September 22, 2022 · View on GitHub

Guidelines for annotating the ground truth for the data.

These guidelines define how to annotate the ground truth for the reddit data in order to produce extraction quality evaluations. There are two kinds of annotations used in evaluating the extractions: comment and post annotations.

Comment Annotations

Comment annotations should be written in a JSON Lines file where each object has the following keys:

id: the ID attribute of the corresponding comment
label: a gold annotation for the label (one of "AUTHOR", "OTHER", "EVERYBODY", "NOBODY", or "INFO") expressed by the comment, or null if no label is expressed
implied: true if the label is implied by the view of the author and false if the label is somehow explicitly stated
spam: true if the comment is spam, false otherwise

The possible labels are:

AUTHOR: The author of the anecdote is in the wrong.
OTHER: The other person in the anecdote is in the wrong.
EVERYBODY: Everyone in the anecdote is in the wrong.
NOBODY: No one in the anecdote is in the wrong.
INFO: More information is required to make a judgment.

If the comment explicitly expresses a label either by its initialism or some phrase corresponding to the initialism, then use that label for the comment. Similarly, mark the comment with implied as false and spam as false.

If the comment expresses multiple labels with no clear winner or is otherwise ambiguous, mark label as null, implied as null, and spam as true.

If the comment expresses no labels explicitly but still has a viewpoint that clearly expresses one of the labels, then use that label for the comment. Mark implied as true and spam as false.

Finally, if the comment expresses no label (i.e., none of AUTHOR, OTHER, NOBODY, EVERYBODY, or INFO), then mark label as null, implied as null, and spam as true.

Post Annotations

Post annotations should be written in a JSON Lines file where each object has the following keys:

id: the ID attribute of the corresponding post
post_type: a gold annotation for the post's type
implied: true if the post type is not explicitly stated in the post title.
spam: true if the post is spam, false otherwise

Possible post types are:

HISTORICAL: The author is asking "am I the a**hole?"
HYPOTHETICAL: The author is asking "would I be the a**hole?"
META: The post is about the subreddit itself.

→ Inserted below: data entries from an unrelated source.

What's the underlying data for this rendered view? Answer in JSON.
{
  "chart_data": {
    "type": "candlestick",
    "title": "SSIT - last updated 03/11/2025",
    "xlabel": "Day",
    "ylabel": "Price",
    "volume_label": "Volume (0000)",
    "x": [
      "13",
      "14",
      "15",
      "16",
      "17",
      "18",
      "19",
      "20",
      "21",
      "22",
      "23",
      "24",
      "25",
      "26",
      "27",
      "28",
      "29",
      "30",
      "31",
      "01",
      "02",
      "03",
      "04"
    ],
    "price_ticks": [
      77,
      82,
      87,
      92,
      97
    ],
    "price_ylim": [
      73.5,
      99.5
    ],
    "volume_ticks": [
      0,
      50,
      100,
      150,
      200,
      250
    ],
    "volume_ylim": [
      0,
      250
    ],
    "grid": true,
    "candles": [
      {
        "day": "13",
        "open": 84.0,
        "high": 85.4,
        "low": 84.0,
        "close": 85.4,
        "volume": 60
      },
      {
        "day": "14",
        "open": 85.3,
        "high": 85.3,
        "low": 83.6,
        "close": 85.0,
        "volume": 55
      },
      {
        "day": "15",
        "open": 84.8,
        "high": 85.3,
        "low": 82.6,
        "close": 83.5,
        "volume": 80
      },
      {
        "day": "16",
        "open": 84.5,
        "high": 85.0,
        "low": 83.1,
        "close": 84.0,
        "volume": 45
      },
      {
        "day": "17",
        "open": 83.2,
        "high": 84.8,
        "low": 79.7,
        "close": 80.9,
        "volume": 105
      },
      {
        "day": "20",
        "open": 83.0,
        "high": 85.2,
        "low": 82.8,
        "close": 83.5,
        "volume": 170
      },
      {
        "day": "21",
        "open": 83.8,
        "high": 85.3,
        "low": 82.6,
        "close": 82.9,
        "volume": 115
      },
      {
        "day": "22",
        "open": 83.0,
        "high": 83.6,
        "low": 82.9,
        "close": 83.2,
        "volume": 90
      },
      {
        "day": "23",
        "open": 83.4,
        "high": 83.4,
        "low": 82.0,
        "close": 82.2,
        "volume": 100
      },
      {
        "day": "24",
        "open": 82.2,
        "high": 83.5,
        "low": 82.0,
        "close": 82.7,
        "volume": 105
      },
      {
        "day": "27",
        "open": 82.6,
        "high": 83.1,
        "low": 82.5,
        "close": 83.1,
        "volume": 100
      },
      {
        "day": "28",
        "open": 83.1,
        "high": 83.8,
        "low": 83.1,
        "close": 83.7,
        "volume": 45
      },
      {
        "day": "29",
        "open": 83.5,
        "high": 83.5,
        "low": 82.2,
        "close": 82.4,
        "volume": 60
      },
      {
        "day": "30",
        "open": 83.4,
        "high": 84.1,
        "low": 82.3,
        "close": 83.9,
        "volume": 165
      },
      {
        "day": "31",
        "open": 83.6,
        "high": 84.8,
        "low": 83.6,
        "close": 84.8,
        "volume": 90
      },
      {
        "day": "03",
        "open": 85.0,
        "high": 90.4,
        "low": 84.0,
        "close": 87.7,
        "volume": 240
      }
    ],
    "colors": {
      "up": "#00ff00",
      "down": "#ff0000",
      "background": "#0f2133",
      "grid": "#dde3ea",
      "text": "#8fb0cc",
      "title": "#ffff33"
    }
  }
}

If the post type is explicitly stated in the post title, then mark post_type as the stated post type, mark implied as false, and spam as false, unless the post type is META in which case mark spam as true. Additionally, if the post type is explicitly stated but clearly wrong (such as using HISTORICAL for a HYPOTHETICAL post), then use the true post type rather than the stated one.

If the post type is not explicitly stated in the post title, but otherwise clear from the post, mark the appropriate post type, mark implied as true and spam as false.

If the post cannot be categorized into one of the types above, mark the post_type as null, implied as null, and spam as true.

If the post is something that should not be present in the dataset (for example a deleted post), then mark spam as true.